The Santa Clara county voted unanimously Tuesday Nov. 7 to construct an inpatient psychiatric facility for youth at the Santa Clara Valley Medical Center in San Jose. Currently, there is no hospital in the county that has an adolescent psychiatric unit, according to Susan Flatmo, the district’s clinical services coordinator.
According to Supervisor Joe Simitian, who has led the effort to add the new mental health facility, nearly 20 children are currently hospitalized for psychiatric emergencies outside the county everyday. Students are referred to locations as far as Concord, San Francisco, and Sacramento, according to Flatmo.
“It’s better therapeutically for these kids to be close to their community when they’re in crisis — close to their family, their friends, and their own local mental health providers,” Simitian said in a press release.
Furthermore, because of liability protocols, Simitian said parents are often not allowed to drive their children and instead pay thousands of dollars for ambulance transportation. Once the child arrives, the family usually waits for hours until a bed in the emergency room becomes available for their child.
“This is about teens at risk of doing damage to themselves or others,” Simitian said. “This is about families struggling through the hardest thing they’ll ever face, and being torn apart at precisely the time they need to be together.”
Looking forward, county staff will prepare construction and operational plans for the facility, which will include up to 36 beds. According to Simitian, the facility, which will provide transitional and long-term mental health services for youth, has the “potential to serve hundreds and hundreds of families” each year.
Flatmo said that if students are at “high risk for acting on suicidal thoughts” they are currently referred to the El Camino Hospital Emergency Department, Stanford Hospital Emergency Department, and the Crisis Stabilization Unit in Campbell. At these three locations, psychiatrists and social workers assess whether a student should be supported in a psychiatric unit at a hospital or if a student should go home.

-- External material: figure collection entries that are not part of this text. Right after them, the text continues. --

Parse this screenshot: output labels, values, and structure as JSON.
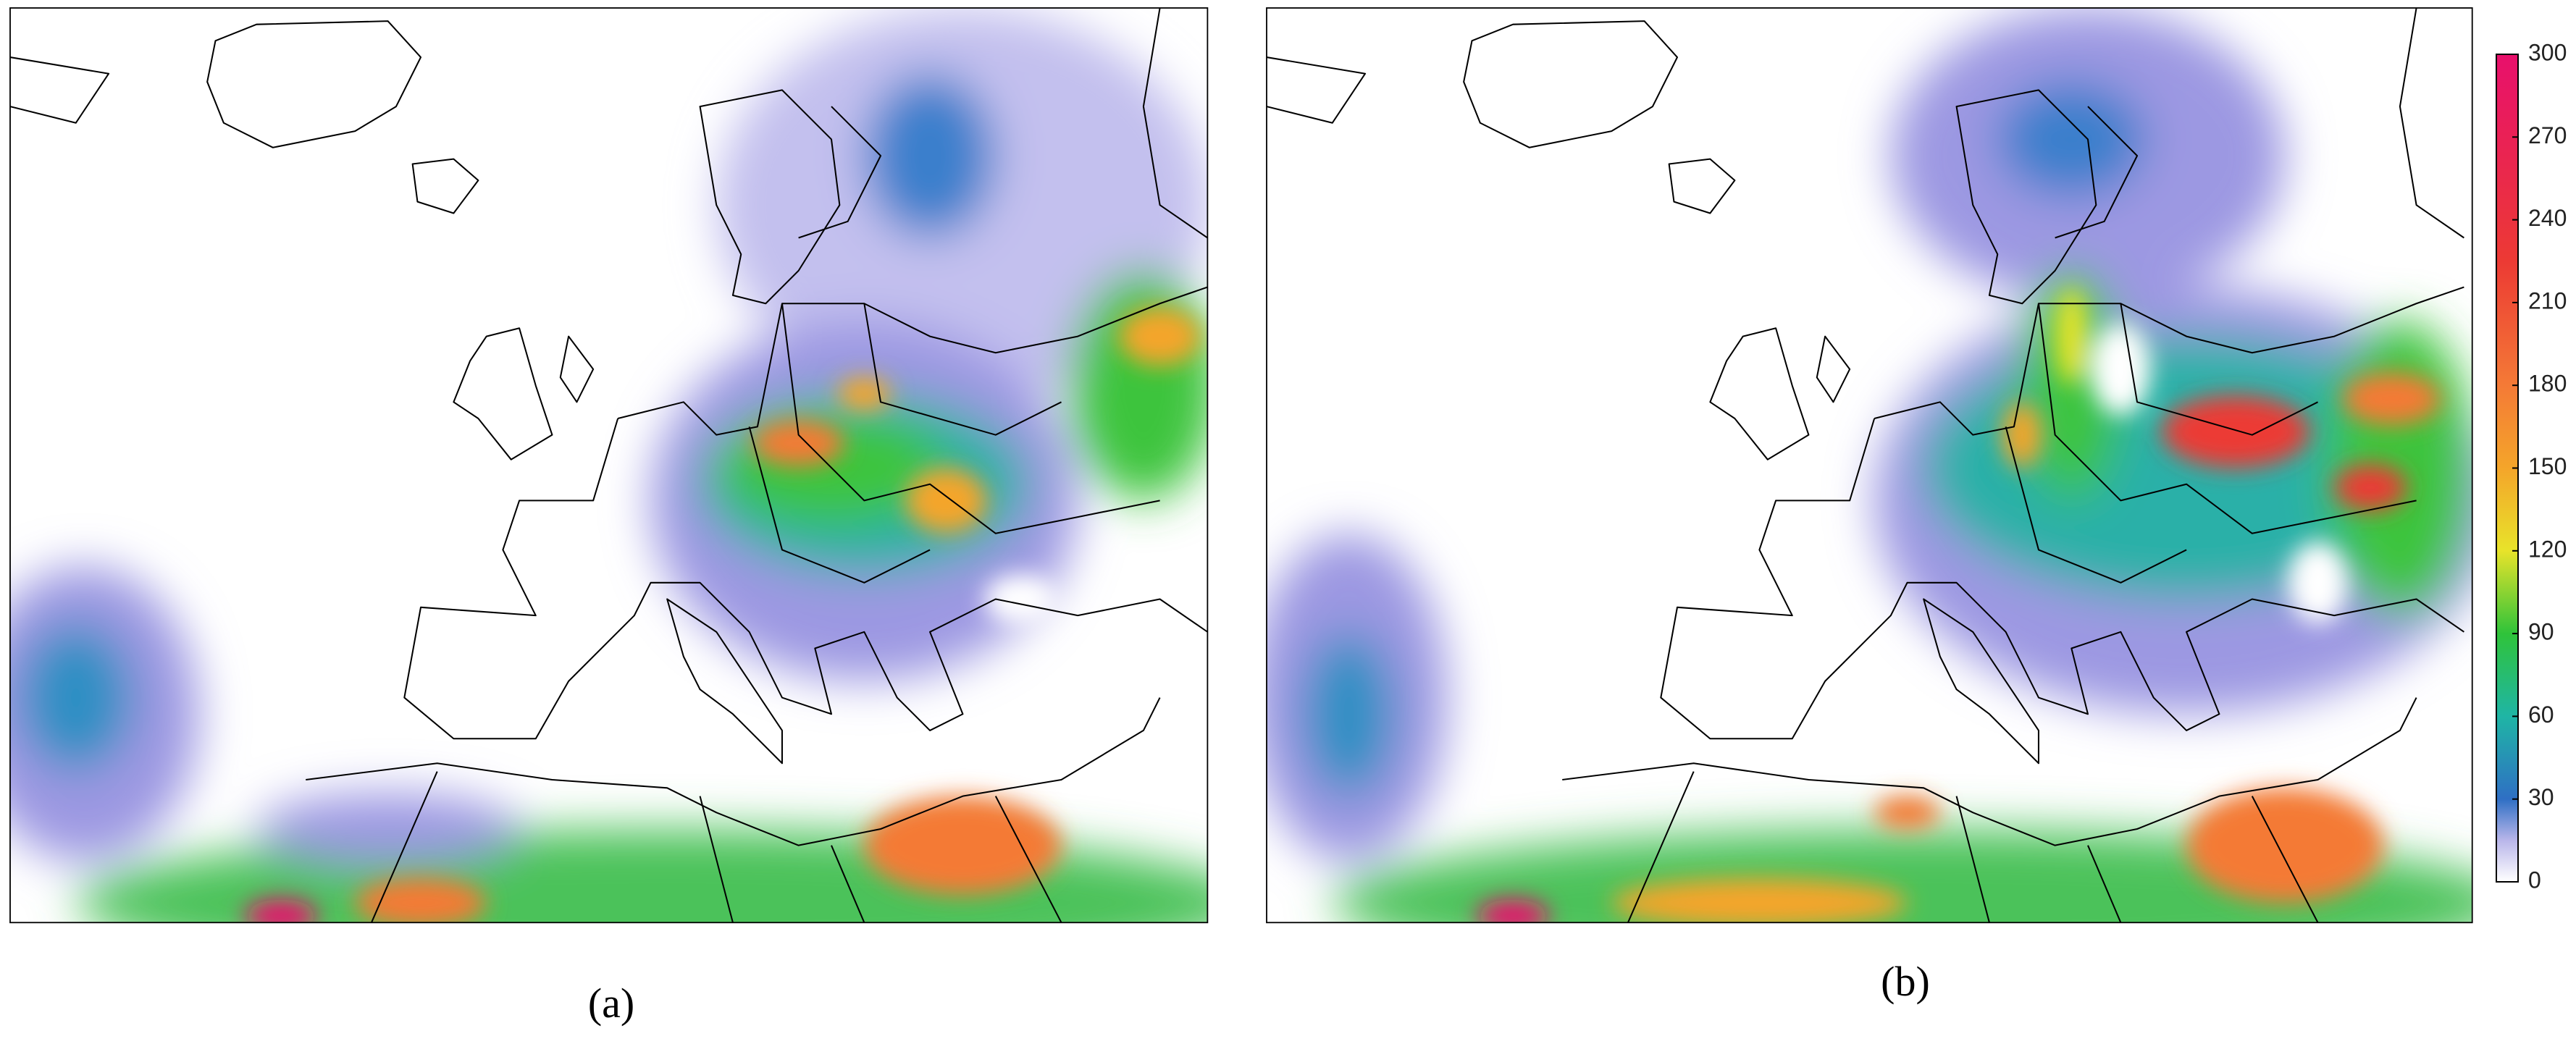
{
  "panels": [
    {
      "label": "(a)"
    },
    {
      "label": "(b)"
    }
  ],
  "colorbar": {
    "lim": [
      0,
      300
    ],
    "ticks": [
      0,
      30,
      60,
      90,
      120,
      150,
      180,
      210,
      240,
      270,
      300
    ]
  }
}
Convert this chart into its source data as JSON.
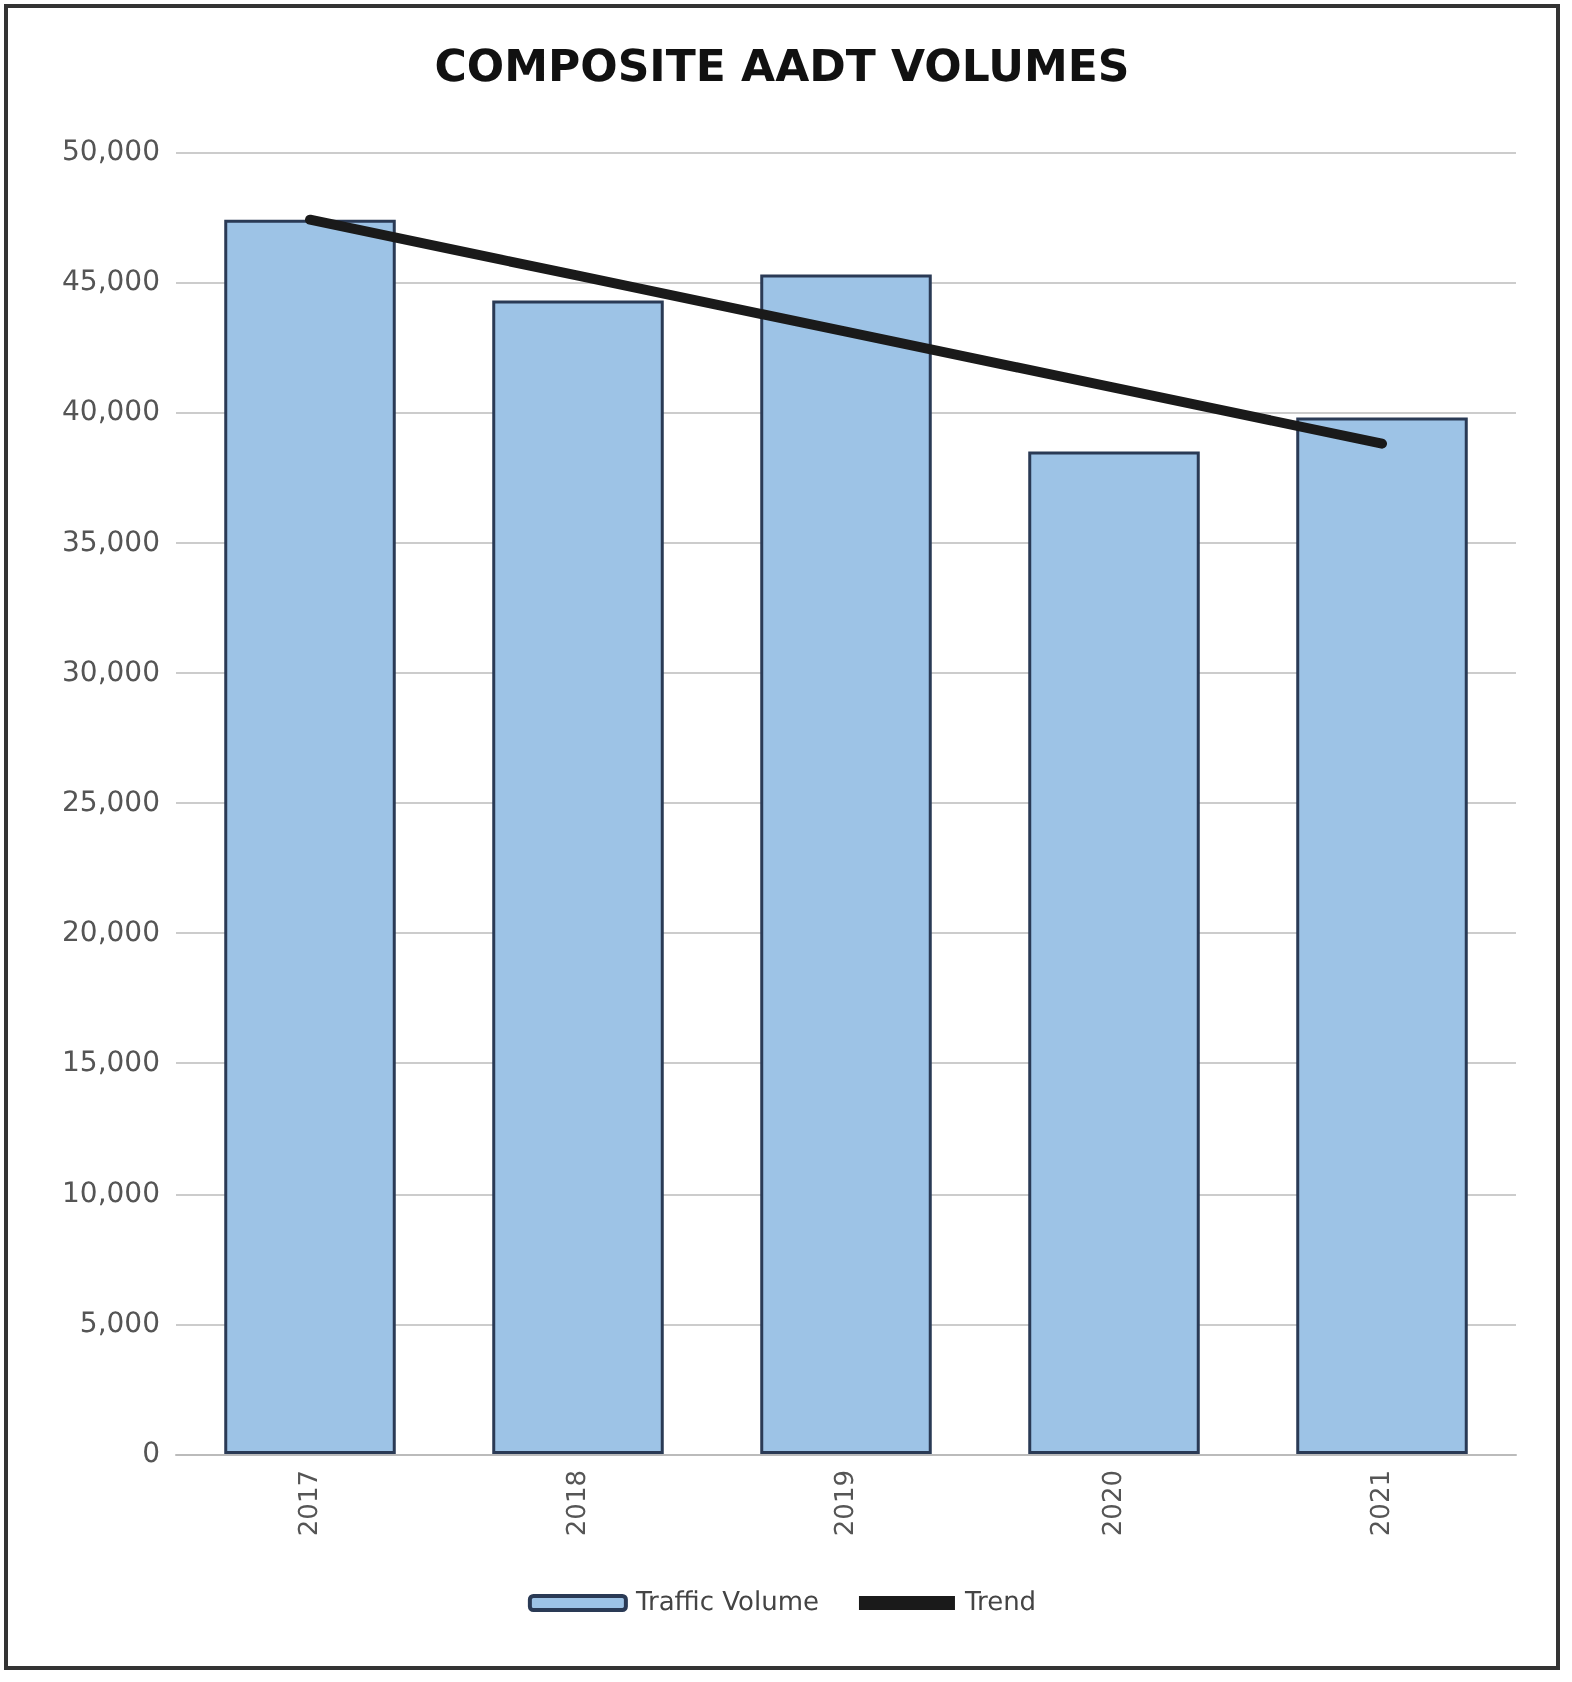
{
  "chart_data": {
    "type": "bar",
    "title": "COMPOSITE AADT VOLUMES",
    "categories": [
      "2017",
      "2018",
      "2019",
      "2020",
      "2021"
    ],
    "series": [
      {
        "name": "Traffic Volume",
        "color": "#9dc3e6",
        "values": [
          47400,
          44300,
          45300,
          38500,
          39800
        ]
      },
      {
        "name": "Trend",
        "type": "line",
        "color": "#1a1a1a",
        "values": [
          47400,
          45250,
          43100,
          40950,
          38800
        ]
      }
    ],
    "ylim": [
      0,
      50000
    ],
    "yticks": [
      0,
      {
        "value": 5000,
        "label": "5,000"
      },
      {
        "value": 10000,
        "label": "10,000"
      },
      {
        "value": 15000,
        "label": "15,000"
      },
      {
        "value": 20000,
        "label": "20,000"
      },
      {
        "value": 25000,
        "label": "25,000"
      },
      {
        "value": 30000,
        "label": "30,000"
      },
      {
        "value": 35000,
        "label": "35,000"
      },
      {
        "value": 40000,
        "label": "40,000"
      },
      {
        "value": 45000,
        "label": "45,000"
      },
      {
        "value": 50000,
        "label": "50,000"
      }
    ],
    "grid": "y",
    "legend": "bottom",
    "marker": "none"
  }
}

If it is decided that a student requires hospitalization, they will be referred to a hospital outside of the county.
Flatmo said she believes that students and families will benefit greatly by having access to a facility much closer to Mountain View.
“Currently, parents drive to Burlingame or San Francisco to visit their teens when they are hospitalized,” Flatmo said in an email. “This trek can be difficult for our families, and our aim is to be supportive of all students. If there are closer resources that we can connect our students and families to if they need them, this will be a very good outcome.”